以上のように、アルツハイマー病のある人の脳で、どのようなことが起こっているのかが明らかになってきました。 それに伴い、原因に対して直接的に働きかける、根本的な治療法の研究と開発が進められています。 現在、アミロイドβが凝集することを阻害する薬や、アミロイドβの凝集体やその蓄積を取り除く薬の登場が期待されています。


【アルツハイマー病の危険因子】
まず挙げられる危険因子は「加齢」です。65歳以降になると、年齢が5歳上るごとに有病率が2倍になると言われています。 また、危険因子となる特定の遺伝子もいくつかわかっています。「ADoE」という「アポたんぱく」を作る遺伝子は、 2つの因子の組み合わせでできています。この因子の一方が「ε4」というタイプだとアルツハイマー病が起こりやすくなり、 両方がそうである場合には、さらに起こりやすくなるのです。

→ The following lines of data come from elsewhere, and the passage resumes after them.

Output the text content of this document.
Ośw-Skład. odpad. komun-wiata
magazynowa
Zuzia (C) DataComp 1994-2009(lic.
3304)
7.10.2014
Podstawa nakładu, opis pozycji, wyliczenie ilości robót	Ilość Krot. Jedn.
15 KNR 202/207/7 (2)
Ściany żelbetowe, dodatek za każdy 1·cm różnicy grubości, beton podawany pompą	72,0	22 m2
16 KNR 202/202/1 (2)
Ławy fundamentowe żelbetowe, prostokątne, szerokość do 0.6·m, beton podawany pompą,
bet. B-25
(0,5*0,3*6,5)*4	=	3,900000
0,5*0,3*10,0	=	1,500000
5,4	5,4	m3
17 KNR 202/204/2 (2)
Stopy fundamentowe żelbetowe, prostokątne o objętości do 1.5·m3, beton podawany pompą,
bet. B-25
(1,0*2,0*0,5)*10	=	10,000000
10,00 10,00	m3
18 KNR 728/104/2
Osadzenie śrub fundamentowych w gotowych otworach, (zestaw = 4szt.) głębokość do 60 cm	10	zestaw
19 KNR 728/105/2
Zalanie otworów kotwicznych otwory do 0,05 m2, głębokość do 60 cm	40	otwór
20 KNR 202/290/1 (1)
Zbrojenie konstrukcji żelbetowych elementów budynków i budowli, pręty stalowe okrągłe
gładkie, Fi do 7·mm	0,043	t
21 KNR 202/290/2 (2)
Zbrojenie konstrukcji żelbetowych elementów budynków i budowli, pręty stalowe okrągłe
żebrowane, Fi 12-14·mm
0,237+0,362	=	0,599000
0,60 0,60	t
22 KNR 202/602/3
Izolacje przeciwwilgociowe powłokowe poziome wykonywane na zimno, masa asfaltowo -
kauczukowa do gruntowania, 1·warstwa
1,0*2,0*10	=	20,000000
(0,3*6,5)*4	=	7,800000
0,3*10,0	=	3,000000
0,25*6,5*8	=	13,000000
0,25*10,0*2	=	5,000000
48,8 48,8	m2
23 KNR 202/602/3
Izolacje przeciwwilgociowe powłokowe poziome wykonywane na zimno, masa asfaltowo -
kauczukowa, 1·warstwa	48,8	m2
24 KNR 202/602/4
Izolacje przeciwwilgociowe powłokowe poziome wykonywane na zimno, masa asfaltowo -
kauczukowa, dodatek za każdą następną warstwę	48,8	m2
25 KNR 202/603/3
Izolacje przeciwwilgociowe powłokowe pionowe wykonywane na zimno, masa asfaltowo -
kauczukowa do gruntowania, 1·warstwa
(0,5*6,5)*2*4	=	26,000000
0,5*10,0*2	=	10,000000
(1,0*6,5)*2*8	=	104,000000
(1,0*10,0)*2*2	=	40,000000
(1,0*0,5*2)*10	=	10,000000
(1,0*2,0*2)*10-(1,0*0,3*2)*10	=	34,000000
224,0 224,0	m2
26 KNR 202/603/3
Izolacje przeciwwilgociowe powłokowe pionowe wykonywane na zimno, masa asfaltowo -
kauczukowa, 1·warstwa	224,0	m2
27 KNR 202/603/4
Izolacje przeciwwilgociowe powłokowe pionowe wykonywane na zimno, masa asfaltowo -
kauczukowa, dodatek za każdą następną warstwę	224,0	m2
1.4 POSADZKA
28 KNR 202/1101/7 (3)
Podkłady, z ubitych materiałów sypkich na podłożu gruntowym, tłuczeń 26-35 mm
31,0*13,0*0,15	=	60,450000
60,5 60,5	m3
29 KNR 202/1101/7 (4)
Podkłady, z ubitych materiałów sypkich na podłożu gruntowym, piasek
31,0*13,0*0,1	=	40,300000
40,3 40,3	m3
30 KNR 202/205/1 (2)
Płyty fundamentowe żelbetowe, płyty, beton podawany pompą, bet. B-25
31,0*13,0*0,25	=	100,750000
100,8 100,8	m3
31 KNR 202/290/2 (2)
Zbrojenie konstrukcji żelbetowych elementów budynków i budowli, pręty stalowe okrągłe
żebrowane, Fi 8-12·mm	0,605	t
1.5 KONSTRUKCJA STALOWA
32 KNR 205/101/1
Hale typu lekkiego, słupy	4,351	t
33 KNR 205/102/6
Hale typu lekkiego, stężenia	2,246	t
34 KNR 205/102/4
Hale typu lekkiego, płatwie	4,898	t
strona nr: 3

一方、疫学調査の結果から、危険因子になるかもしれなとされるものもあります。 「糖尿病」「高血圧」、不整脈の一種である「心房細動」などは、 アルツハイマー病との関連を示唆するデータが報告されています。 その他、家族の中に認知症の人がいる、「意識障害」を伴う頭部外傷を受けたことがある、 「甲状腺機能低下症」や「うつ病」になったことがある、喫煙している、といったことも危険因子になると言われています。